Finding Quintal’s name at Norfolk raised the question of how a Pitcairner, isolated from the rest of the world except for passing ships, could become a New Zealand barrister?
Macey (as he was called), was born in 1842 to William Quintal and Maria Christian. He was great grandson of both Matthew Quintal and Fletcher Christian. When the Pitcairners relocated to Norfolk Island in 1856 he was 14 years old.
Given to Bishop Selwyn by his family, Macey was to be trained for missionary work in the tropics, but instead he was articled to Outhwaites’ law firm. In 1868 he passed his examination for admission as a legal practitioner of the Supreme Court. In 1871 Quintal and Outhwaite handled the estate of Reverend Patteson, Bishop of Melanesia, after his murder in the Solomon Islands.
Quintal played cricket and football. He participated in Auckland society, joining various committees, which included organising citizen’s balls for visiting Governors.

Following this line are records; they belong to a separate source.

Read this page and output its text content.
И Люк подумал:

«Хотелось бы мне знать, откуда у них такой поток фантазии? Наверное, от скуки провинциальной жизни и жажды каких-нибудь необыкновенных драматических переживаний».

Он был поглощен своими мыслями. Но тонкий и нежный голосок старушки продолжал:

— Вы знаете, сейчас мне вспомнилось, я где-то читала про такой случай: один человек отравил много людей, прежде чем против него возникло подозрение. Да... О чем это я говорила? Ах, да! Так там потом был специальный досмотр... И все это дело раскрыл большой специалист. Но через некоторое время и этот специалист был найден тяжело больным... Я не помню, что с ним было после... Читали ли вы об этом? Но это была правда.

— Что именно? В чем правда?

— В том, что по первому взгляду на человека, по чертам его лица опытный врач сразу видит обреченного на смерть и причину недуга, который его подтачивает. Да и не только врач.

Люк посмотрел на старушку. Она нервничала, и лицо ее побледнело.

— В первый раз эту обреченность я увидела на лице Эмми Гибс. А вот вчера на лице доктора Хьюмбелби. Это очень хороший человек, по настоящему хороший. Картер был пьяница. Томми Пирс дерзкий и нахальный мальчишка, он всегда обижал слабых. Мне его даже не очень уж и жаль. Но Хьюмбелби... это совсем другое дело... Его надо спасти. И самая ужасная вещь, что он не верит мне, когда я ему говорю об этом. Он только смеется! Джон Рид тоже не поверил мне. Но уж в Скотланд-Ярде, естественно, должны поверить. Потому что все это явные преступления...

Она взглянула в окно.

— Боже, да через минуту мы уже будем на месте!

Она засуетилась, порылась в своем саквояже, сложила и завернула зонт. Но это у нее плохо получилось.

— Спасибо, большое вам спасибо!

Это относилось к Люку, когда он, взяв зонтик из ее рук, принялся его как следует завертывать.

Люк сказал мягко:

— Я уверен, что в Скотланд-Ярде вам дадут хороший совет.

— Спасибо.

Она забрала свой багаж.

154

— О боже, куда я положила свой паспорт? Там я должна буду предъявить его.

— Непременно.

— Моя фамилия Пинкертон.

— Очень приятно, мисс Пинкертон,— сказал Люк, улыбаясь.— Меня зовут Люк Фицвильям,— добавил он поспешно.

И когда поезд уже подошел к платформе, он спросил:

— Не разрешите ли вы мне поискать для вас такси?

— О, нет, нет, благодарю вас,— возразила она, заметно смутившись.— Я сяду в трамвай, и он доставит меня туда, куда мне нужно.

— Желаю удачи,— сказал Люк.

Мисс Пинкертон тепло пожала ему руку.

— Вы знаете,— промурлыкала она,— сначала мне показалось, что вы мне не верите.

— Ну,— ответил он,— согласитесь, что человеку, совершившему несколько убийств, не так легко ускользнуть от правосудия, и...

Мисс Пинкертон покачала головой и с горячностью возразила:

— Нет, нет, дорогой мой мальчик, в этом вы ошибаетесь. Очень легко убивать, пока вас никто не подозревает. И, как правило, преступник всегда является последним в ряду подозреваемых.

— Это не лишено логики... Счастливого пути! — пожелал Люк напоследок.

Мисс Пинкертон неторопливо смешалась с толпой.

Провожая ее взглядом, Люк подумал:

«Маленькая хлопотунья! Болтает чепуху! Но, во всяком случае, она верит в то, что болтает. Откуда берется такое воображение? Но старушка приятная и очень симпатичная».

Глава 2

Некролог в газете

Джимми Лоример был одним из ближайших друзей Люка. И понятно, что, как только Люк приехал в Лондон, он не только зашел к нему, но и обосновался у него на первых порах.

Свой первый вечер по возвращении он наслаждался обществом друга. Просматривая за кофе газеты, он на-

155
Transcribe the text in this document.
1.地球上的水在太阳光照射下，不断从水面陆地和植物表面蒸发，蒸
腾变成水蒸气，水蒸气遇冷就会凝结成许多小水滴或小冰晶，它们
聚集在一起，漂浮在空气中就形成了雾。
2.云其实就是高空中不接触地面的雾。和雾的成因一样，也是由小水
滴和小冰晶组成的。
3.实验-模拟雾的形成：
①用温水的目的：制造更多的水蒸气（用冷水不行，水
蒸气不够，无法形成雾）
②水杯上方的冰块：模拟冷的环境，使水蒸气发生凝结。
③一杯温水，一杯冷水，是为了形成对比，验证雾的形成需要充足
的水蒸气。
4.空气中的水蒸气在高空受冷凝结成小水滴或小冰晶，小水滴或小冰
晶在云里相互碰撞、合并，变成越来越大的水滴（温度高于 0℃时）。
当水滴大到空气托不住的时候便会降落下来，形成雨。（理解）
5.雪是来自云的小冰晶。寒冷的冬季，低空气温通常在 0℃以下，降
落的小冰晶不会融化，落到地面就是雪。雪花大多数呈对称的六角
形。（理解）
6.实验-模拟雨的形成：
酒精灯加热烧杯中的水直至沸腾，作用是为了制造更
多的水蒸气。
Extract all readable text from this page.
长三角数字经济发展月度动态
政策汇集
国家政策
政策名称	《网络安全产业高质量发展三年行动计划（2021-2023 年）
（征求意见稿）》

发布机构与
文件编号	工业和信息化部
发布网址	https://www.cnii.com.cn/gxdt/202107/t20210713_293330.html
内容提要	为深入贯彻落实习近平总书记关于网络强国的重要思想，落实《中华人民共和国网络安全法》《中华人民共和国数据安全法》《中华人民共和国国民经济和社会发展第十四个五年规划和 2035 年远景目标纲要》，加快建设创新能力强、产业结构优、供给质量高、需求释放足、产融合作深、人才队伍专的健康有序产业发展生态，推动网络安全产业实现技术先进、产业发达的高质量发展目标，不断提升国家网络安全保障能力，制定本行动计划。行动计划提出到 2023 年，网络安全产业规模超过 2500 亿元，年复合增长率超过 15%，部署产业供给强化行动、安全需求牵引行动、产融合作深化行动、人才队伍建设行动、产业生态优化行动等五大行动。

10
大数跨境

|Bay of Plenty Times, 8 July 1876|
|Bay of Plenty Times, 1 August 1877|
|Bay of Plenty Times, 29 September 1877|
Quintal faced the law himself, charged by William Shaw from ‘Woodlands’ Katikati, with forging and uttering a certain bill of sale with intent to defraud. He had tried to help Shaw and the case was dismissed.
In 1883 he returned to Auckland, but came back to Tauranga periodically to handle land deals. He married Jemima Buffet from Norfolk Island in 1889. They had two children; Laurie Ida and Oliver. Quintal and his family returned to Norfolk Island in 1893 where he chaired the Executive Council and participated in the island’s affairs. He died there 23 February 1922.